PF4 and p17-70 inhibited VEGF production of myeloma in SCID-rab mice

Because local blood vessel formation is associated with the growth and metastasis of tumors, we investigated whether PF4 and p17-70 inhibited the production of VEGF in SCID mice bearing human myeloma xenografts. We found that PF4 or p17-70 caused a significant reduction in the serum levels of VEGF in the SCID mice bearing human myeloma xenografts stably expressing PF4 (191.1 ± 26.5 pg/ml) or the p17-70 gene fragment (183.7 ± 12.6 pg/ml) compared to control (468.1 ± 42.8 pg/ml) from U266 cells at 12 weeks, that the experiments groups in RPMI8226 and LP-1 cells were observed the similar results, which were the serum levels of VEGF in RPMI8226 expressing PF4 (155.3 ± 16.5 pg/ml), the p17-70 gene fragment (130.5 ± 18.3 pg/ml) compared to control (410.7 ± 30.8 pg/ml), and in LP-1 expressing PF4 (155.3 ± 16.5 pg/ml), the p17-70 gene fragment (196.3 ± 20.7 pg/ml) compared to control (436.3 ± 34.5 pg/ml) (P < 0.01 in all three groups; Figure 5).

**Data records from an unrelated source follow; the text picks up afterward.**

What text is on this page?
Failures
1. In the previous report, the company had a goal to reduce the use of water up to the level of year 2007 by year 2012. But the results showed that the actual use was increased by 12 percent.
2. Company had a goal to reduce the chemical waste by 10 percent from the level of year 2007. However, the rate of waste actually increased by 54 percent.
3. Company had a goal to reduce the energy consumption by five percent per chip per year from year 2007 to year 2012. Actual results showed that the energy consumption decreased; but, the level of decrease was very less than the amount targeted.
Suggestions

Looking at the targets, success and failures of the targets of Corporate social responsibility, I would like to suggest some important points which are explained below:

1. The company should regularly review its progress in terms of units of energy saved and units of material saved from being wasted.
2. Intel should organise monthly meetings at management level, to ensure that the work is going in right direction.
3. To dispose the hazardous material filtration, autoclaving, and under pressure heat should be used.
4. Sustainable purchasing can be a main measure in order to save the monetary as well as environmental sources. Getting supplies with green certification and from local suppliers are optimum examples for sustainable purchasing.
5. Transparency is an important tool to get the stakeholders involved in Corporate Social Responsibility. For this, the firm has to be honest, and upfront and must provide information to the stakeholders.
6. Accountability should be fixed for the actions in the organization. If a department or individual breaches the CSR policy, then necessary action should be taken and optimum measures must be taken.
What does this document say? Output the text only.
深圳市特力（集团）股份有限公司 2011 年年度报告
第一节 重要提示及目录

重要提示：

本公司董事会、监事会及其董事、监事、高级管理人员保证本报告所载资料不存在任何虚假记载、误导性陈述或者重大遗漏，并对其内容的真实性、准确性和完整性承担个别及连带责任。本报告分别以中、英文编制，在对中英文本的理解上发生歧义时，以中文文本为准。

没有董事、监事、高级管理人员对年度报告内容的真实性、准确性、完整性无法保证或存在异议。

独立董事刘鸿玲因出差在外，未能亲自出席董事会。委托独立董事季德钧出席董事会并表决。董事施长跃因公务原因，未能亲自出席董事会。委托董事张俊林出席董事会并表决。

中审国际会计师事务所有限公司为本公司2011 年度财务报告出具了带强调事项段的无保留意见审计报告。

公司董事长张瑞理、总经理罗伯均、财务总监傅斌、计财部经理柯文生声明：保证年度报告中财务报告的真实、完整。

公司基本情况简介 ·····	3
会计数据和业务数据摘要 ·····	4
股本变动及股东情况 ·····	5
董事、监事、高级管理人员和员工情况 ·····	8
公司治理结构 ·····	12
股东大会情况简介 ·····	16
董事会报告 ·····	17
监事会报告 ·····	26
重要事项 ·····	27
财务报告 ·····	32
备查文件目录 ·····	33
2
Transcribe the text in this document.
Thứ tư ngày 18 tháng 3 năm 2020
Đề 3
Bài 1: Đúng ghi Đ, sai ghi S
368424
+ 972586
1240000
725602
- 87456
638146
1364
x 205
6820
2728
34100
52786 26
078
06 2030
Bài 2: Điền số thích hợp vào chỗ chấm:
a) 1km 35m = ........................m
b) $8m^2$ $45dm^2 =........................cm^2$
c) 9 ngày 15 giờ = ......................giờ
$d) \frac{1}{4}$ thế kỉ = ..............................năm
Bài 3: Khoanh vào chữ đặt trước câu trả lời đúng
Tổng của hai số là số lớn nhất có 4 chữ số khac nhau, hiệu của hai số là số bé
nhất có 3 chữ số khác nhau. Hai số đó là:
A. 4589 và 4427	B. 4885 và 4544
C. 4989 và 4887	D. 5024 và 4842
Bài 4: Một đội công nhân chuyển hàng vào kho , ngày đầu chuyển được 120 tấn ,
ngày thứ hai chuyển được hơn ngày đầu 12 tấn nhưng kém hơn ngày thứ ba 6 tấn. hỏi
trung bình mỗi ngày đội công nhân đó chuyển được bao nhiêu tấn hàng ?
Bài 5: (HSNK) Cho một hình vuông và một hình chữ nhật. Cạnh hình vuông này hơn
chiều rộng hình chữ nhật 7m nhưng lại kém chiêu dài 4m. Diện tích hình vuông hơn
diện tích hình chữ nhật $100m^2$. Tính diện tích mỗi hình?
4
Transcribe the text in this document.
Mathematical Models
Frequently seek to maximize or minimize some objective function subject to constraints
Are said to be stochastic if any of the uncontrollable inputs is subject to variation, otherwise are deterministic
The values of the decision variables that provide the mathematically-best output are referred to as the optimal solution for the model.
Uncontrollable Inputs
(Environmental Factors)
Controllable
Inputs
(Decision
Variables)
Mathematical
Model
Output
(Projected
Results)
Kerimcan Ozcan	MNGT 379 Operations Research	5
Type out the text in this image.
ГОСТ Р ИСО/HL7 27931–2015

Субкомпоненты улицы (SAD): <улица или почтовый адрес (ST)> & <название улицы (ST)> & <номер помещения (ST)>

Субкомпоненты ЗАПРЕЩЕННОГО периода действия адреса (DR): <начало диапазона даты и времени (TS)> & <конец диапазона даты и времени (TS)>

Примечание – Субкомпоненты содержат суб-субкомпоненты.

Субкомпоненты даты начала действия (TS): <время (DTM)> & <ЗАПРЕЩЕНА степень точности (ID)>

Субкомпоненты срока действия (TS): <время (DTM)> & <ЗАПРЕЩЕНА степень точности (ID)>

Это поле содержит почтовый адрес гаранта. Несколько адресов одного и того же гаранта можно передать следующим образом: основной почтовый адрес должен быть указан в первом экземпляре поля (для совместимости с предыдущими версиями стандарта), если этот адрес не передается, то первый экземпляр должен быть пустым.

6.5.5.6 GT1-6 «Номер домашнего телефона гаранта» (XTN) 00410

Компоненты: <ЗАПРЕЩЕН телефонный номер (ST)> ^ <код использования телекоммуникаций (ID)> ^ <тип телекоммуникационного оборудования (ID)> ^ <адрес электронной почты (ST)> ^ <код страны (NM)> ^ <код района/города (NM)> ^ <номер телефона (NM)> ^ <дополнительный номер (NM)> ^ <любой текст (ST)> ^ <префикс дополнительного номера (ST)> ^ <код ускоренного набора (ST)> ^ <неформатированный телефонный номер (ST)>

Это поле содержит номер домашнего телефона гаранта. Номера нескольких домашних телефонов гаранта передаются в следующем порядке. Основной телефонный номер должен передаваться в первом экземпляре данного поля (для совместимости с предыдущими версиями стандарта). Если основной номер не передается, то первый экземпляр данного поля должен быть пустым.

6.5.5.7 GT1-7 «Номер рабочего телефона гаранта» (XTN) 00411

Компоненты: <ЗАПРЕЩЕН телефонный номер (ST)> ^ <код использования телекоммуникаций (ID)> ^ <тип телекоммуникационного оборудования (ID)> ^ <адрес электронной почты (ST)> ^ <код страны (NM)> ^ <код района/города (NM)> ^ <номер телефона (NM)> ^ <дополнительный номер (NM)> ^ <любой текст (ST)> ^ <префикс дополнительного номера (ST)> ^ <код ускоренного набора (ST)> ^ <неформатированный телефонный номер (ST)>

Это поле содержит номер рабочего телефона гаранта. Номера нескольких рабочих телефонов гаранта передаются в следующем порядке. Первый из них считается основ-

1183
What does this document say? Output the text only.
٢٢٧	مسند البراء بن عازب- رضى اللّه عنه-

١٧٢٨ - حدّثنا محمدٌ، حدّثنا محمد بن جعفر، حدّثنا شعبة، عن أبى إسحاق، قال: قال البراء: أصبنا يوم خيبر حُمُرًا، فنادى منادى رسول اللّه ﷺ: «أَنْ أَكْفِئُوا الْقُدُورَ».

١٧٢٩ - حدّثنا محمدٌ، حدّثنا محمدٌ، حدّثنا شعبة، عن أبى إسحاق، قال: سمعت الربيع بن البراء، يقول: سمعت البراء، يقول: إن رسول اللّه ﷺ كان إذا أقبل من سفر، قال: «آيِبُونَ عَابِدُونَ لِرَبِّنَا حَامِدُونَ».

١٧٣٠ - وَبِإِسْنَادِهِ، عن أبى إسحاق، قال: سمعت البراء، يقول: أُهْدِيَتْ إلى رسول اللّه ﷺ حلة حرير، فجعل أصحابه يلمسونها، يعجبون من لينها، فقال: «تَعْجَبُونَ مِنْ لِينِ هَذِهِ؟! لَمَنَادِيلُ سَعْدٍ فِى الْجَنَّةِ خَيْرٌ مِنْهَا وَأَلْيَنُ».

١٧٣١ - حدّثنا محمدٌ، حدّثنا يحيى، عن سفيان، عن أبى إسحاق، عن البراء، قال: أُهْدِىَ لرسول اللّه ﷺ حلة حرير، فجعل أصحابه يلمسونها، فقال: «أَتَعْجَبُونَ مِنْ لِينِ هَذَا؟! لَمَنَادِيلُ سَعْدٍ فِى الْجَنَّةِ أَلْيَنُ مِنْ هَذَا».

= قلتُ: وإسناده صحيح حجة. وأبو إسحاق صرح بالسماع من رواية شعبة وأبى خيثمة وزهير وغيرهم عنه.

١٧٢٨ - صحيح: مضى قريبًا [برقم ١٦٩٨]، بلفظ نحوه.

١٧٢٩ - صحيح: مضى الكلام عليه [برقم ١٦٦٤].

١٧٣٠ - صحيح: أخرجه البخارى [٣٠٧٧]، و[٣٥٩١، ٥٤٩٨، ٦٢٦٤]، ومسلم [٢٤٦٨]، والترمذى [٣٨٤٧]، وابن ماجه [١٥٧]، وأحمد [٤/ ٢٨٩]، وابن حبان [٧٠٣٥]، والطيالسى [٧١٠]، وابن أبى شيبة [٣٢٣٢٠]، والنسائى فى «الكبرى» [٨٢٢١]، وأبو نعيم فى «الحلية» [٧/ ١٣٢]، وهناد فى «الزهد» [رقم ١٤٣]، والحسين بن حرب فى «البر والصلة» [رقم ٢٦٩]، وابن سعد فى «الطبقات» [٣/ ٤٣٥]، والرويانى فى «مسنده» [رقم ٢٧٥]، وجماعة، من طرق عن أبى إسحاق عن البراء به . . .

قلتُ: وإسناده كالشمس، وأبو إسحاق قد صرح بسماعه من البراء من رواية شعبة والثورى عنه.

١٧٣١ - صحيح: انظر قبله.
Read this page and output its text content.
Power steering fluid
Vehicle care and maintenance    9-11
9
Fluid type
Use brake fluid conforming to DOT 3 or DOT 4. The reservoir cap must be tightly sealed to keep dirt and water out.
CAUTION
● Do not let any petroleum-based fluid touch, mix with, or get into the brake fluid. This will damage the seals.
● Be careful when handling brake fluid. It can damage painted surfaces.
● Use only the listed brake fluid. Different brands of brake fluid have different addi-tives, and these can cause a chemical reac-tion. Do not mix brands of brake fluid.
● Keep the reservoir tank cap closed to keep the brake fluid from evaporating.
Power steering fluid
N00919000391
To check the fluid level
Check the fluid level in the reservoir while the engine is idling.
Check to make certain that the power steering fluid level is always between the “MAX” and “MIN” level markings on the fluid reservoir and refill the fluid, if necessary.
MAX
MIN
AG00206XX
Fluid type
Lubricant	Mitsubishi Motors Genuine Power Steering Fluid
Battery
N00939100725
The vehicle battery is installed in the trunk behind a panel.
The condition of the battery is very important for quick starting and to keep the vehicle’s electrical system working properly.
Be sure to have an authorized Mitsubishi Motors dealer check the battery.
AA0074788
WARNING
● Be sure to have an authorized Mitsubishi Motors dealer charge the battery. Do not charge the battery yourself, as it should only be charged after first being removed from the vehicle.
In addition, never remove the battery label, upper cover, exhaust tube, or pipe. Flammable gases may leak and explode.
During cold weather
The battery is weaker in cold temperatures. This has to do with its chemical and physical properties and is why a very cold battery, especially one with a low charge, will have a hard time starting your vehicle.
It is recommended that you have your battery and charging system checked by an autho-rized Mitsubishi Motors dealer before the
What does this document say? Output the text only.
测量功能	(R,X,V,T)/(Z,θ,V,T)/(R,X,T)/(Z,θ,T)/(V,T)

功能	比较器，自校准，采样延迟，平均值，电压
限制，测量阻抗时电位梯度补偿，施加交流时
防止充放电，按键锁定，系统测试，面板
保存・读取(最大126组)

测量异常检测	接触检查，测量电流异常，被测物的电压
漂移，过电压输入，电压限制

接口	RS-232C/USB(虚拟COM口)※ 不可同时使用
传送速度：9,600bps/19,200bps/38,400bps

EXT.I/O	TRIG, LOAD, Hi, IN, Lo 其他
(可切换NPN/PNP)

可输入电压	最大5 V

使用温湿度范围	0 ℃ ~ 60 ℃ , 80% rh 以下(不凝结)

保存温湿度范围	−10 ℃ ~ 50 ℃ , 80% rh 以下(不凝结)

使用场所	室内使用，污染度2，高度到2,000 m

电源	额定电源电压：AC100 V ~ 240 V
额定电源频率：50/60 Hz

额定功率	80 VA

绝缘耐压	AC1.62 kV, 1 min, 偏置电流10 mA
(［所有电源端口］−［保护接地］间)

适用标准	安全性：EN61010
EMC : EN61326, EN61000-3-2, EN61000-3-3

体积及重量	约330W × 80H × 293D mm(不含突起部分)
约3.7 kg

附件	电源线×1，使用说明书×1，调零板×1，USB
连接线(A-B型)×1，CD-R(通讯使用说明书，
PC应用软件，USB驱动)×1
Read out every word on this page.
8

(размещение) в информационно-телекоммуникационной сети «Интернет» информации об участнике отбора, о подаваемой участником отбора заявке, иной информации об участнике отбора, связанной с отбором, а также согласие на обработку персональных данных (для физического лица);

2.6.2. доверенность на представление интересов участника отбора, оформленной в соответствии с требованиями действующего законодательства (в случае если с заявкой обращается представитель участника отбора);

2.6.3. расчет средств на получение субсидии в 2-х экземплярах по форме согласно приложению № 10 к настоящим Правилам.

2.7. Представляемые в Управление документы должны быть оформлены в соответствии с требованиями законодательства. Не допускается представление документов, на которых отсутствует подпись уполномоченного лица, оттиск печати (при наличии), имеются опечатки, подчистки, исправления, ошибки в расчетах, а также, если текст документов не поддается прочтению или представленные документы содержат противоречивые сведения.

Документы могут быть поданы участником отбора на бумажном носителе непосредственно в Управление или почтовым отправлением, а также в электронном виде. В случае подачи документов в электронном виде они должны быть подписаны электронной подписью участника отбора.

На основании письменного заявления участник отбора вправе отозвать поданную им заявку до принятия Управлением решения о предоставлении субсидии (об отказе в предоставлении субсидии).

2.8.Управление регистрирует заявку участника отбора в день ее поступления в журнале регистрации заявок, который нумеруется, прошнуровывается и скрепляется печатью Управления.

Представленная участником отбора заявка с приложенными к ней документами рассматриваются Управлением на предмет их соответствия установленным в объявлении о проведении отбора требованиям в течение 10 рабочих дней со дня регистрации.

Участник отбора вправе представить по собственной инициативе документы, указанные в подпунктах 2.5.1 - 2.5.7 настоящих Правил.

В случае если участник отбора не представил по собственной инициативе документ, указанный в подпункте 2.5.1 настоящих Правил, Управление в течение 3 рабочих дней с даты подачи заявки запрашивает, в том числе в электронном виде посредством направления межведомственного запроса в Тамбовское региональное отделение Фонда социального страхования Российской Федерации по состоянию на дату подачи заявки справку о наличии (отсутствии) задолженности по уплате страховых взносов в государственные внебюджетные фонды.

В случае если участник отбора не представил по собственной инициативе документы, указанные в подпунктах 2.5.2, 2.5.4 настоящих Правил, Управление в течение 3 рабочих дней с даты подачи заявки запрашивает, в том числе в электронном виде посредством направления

PF4 and p17-70 extended the survival of SCID mice bearing human myeloma xenografts

We also examined the effects of PF4 and p17-70 on the overall survival (OS) of SCID mice bearing human U266 myeloma xenografts. All the SCID mice survived longer than 14 weeks, whereas only one SCID mouse from the control group was dead at 14 weeks. Most importantly, animals bearing a U266 xenograft stably expressing PF4 or the p17-70 fragment (median OS of 18 or 20 weeks, respectively) survived significantly longer than the control animals (P = 0.004; Figure 6), further highlighting the potential of PF4 or the p17-70 fragment expression effects. The similar results were observed of SCID mice bearing human RPMI8226 or LP-1 myeloma xenografts (data not shown).